A pulpy mess is what I want. Then I could put it into a mesh bag for fermentation without any additional processing, just like I do with frozen/thawed pears and peaches. Once I get a 2nd freezer hooked up I'll have to try that with apples.
 
What BigDaveK said, plum skins are bitter. I have numerous, too numerous plum & pluot trees to list here but that fantastic Blueberry/Plum/Lemon wine only had the Santa Rosa Plum juice, no pulp added. Since I have processed, pitted, vacuumed the plums to zero atmosphere, and froze I was thinking our food mill would separate the skins so I had some pulp in the next batch. I add pectic enyzme to every batch of wine I make. The extracted juice from freezing will just run thru the grater, I'm not sure what the skins will do. We use our mill to remove wild grape skins for jelly. I made a batch of just Santa Rosa plum using the EC1118 and that yeast extracted all the bitterness from the skins. Will be using 71B on the plums from now on. The Santa Rosa is my pollinator so it loads up with small plums every year. Making wine gives me a use for them I didn't have before.
 
We do have a couple of freezers- but yes, whole apples would be A LOT of space. That's why I was wondering if coring and chunking them would be more efficient? I suspect they wouldn't fall to mush as readily as the pears did, but I think the food mill would get us to that pulpy semi-liquid state?

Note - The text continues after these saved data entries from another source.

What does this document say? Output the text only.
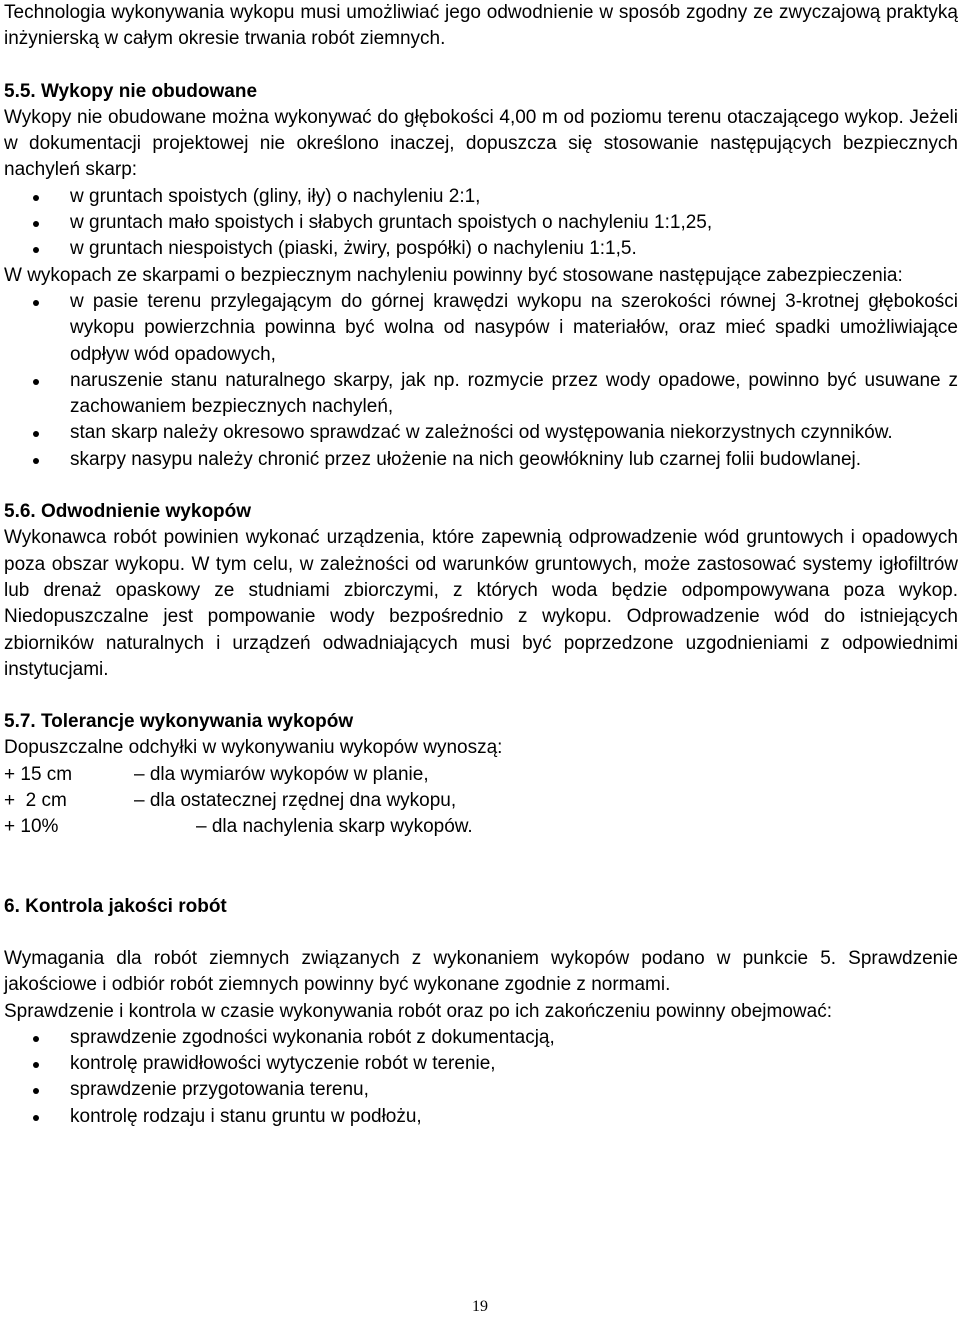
Technologia wykonywania wykopu musi umożliwiać jego odwodnienie w sposób zgodny ze zwyczajową praktyką inżynierską w całym okresie trwania robót ziemnych.

5.5. Wykopy nie obudowane

Wykopy nie obudowane można wykonywać do głębokości 4,00 m od poziomu terenu otaczającego wykop. Jeżeli w dokumentacji projektowej nie określono inaczej, dopuszcza się stosowanie następujących bezpiecznych nachyleń skarp:

w gruntach spoistych (gliny, iły) o nachyleniu 2:1,
w gruntach mało spoistych i słabych gruntach spoistych o nachyleniu 1:1,25,
w gruntach niespoistych (piaski, żwiry, pospółki) o nachyleniu 1:1,5.

W wykopach ze skarpami o bezpiecznym nachyleniu powinny być stosowane następujące zabezpieczenia:

w pasie terenu przylegającym do górnej krawędzi wykopu na szerokości równej 3-krotnej głębokości wykopu powierzchnia powinna być wolna od nasypów i materiałów, oraz mieć spadki umożliwiające odpływ wód opadowych,
naruszenie stanu naturalnego skarpy, jak np. rozmycie przez wody opadowe, powinno być usuwane z zachowaniem bezpiecznych nachyleń,
stan skarp należy okresowo sprawdzać w zależności od występowania niekorzystnych czynników.
skarpy nasypu należy chronić przez ułożenie na nich geowłókniny lub czarnej folii budowlanej.

5.6. Odwodnienie wykopów

Wykonawca robót powinien wykonać urządzenia, które zapewnią odprowadzenie wód gruntowych i opadowych poza obszar wykopu. W tym celu, w zależności od warunków gruntowych, może zastosować systemy igłofiltrów lub drenaż opaskowy ze studniami zbiorczymi, z których woda będzie odpompowywana poza wykop. Niedopuszczalne jest pompowanie wody bezpośrednio z wykopu. Odprowadzenie wód do istniejących zbiorników naturalnych i urządzeń odwadniających musi być poprzedzone uzgodnieniami z odpowiednimi instytucjami.

5.7. Tolerancje wykonywania wykopów

Dopuszczalne odchyłki w wykonywaniu wykopów wynoszą:

+ 15 cm	– dla wymiarów wykopów w planie,
+  2 cm	– dla ostatecznej rzędnej dna wykopu,
+ 10%	– dla nachylenia skarp wykopów.

6. Kontrola jakości robót

Wymagania dla robót ziemnych związanych z wykonaniem wykopów podano w punkcie 5. Sprawdzenie jakościowe i odbiór robót ziemnych powinny być wykonane zgodnie z normami.

Sprawdzenie i kontrola w czasie wykonywania robót oraz po ich zakończeniu powinny obejmować:

sprawdzenie zgodności wykonania robót z dokumentacją,
kontrolę prawidłowości wytyczenie robót w terenie,
sprawdzenie przygotowania terenu,
kontrolę rodzaju i stanu gruntu w podłożu,
19
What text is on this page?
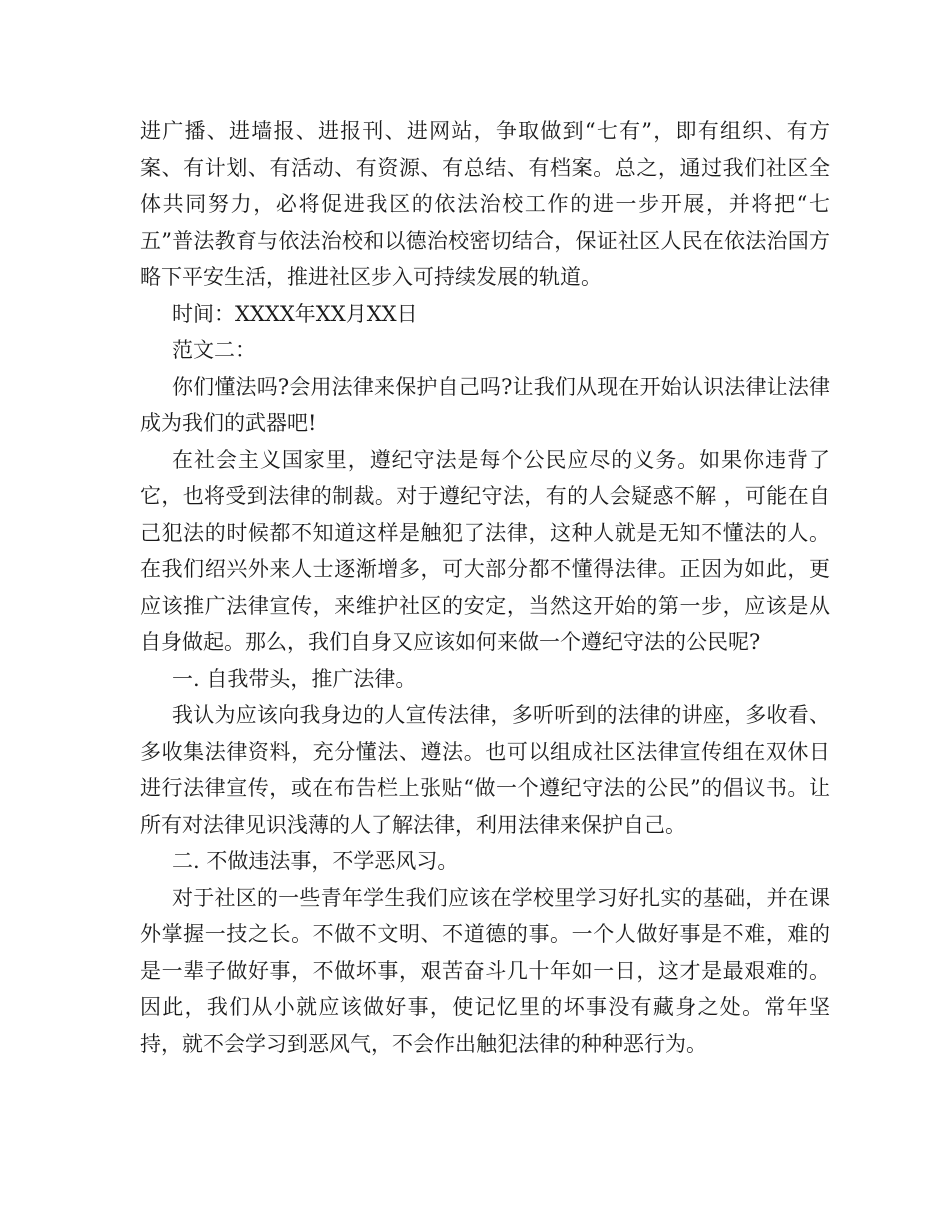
进广播、进墙报、进报刊、进网站，争取做到“七有”，即有组织、有方案、有计划、有活动、有资源、有总结、有档案。总之，通过我们社区全体共同努力，必将促进我区的依法治校工作的进一步开展，并将把“七五”普法教育与依法治校和以德治校密切结合，保证社区人民在依法治国方略下平安生活，推进社区步入可持续发展的轨道。

时间：XXXX年XX月XX日

范文二：

你们懂法吗?会用法律来保护自己吗?让我们从现在开始认识法律让法律成为我们的武器吧!

在社会主义国家里，遵纪守法是每个公民应尽的义务。如果你违背了它，也将受到法律的制裁。对于遵纪守法，有的人会疑惑不解 ，可能在自己犯法的时候都不知道这样是触犯了法律，这种人就是无知不懂法的人。在我们绍兴外来人士逐渐增多，可大部分都不懂得法律。正因为如此，更应该推广法律宣传，来维护社区的安定，当然这开始的第一步，应该是从自身做起。那么，我们自身又应该如何来做一个遵纪守法的公民呢?

一. 自我带头，推广法律。

我认为应该向我身边的人宣传法律，多听听到的法律的讲座，多收看、多收集法律资料，充分懂法、遵法。也可以组成社区法律宣传组在双休日进行法律宣传，或在布告栏上张贴“做一个遵纪守法的公民”的倡议书。让所有对法律见识浅薄的人了解法律，利用法律来保护自己。

二. 不做违法事，不学恶风习。

对于社区的一些青年学生我们应该在学校里学习好扎实的基础，并在课外掌握一技之长。不做不文明、不道德的事。一个人做好事是不难，难的是一辈子做好事，不做坏事，艰苦奋斗几十年如一日，这才是最艰难的。因此，我们从小就应该做好事，使记忆里的坏事没有藏身之处。常年坚持，就不会学习到恶风气，不会作出触犯法律的种种恶行为。
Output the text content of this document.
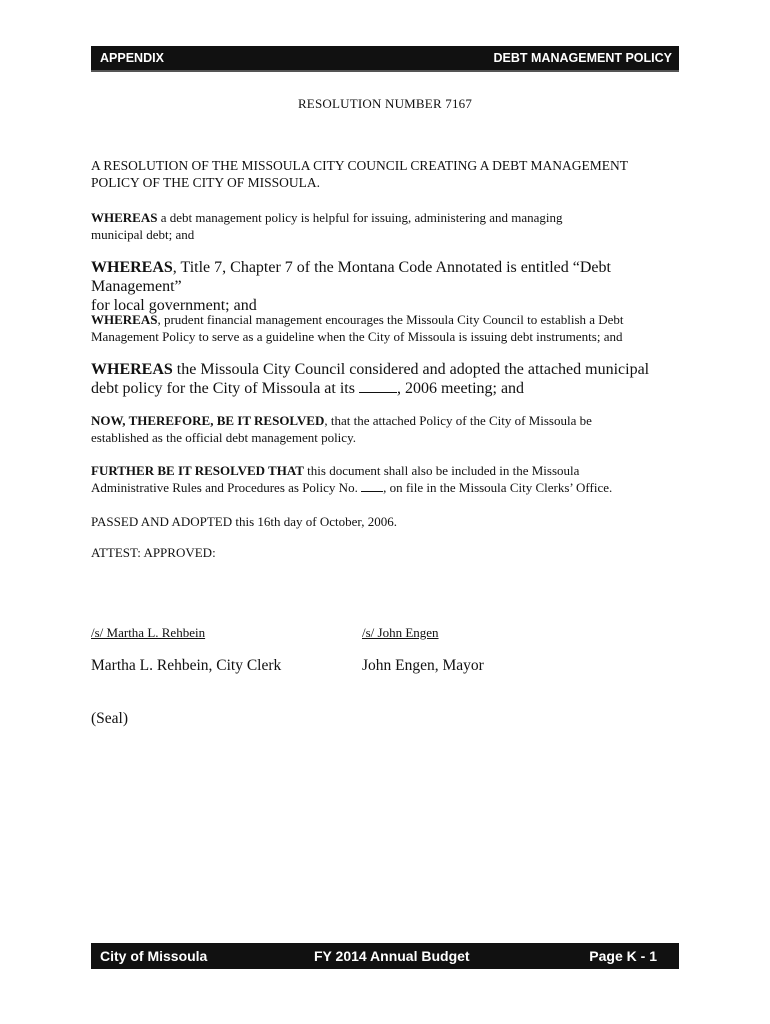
APPENDIX	DEBT MANAGEMENT POLICY
RESOLUTION NUMBER 7167
A RESOLUTION OF THE MISSOULA CITY COUNCIL CREATING A DEBT MANAGEMENT
POLICY OF THE CITY OF MISSOULA.
WHEREAS a debt management policy is helpful for issuing, administering and managing
municipal debt; and
WHEREAS, Title 7, Chapter 7 of the Montana Code Annotated is entitled “Debt Management”
for local government; and
WHEREAS, prudent financial management encourages the Missoula City Council to establish a Debt
Management Policy to serve as a guideline when the City of Missoula is issuing debt instruments; and
WHEREAS the Missoula City Council considered and adopted the attached municipal
debt policy for the City of Missoula at its , 2006 meeting; and
NOW, THEREFORE, BE IT RESOLVED, that the attached Policy of the City of Missoula be
established as the official debt management policy.
FURTHER BE IT RESOLVED THAT this document shall also be included in the Missoula
Administrative Rules and Procedures as Policy No. , on file in the Missoula City Clerks’ Office.
PASSED AND ADOPTED this 16th day of October, 2006.
ATTEST: APPROVED:
/s/ Martha L. Rehbein	/s/ John Engen
Martha L. Rehbein, City Clerk	John Engen, Mayor
(Seal)
City of Missoula	FY 2014 Annual Budget	Page K - 1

Crazy idea for you to maybe play with: before I started wine making last year I canned applesauce. I have an experimental batch in bulk (for 2 months) that used applesauce and my apple juice. Apple flavor was very good when racked. We'll see how it goes. Does the cooking change the apple? I don't really know.
 
I agree, if I successfully separate the skins I plan on placing in a different bag, adding to the primary, to remove after some color develops but before the bitterness extracts.
 
Here is a couple of pictures of how I process fruit for making wine. The Vacuum Chamber in the background will pull a vacuum to zero then seal the bag with a double seal.
I will thaw and use a rolling pin on the peaches before opening the bag.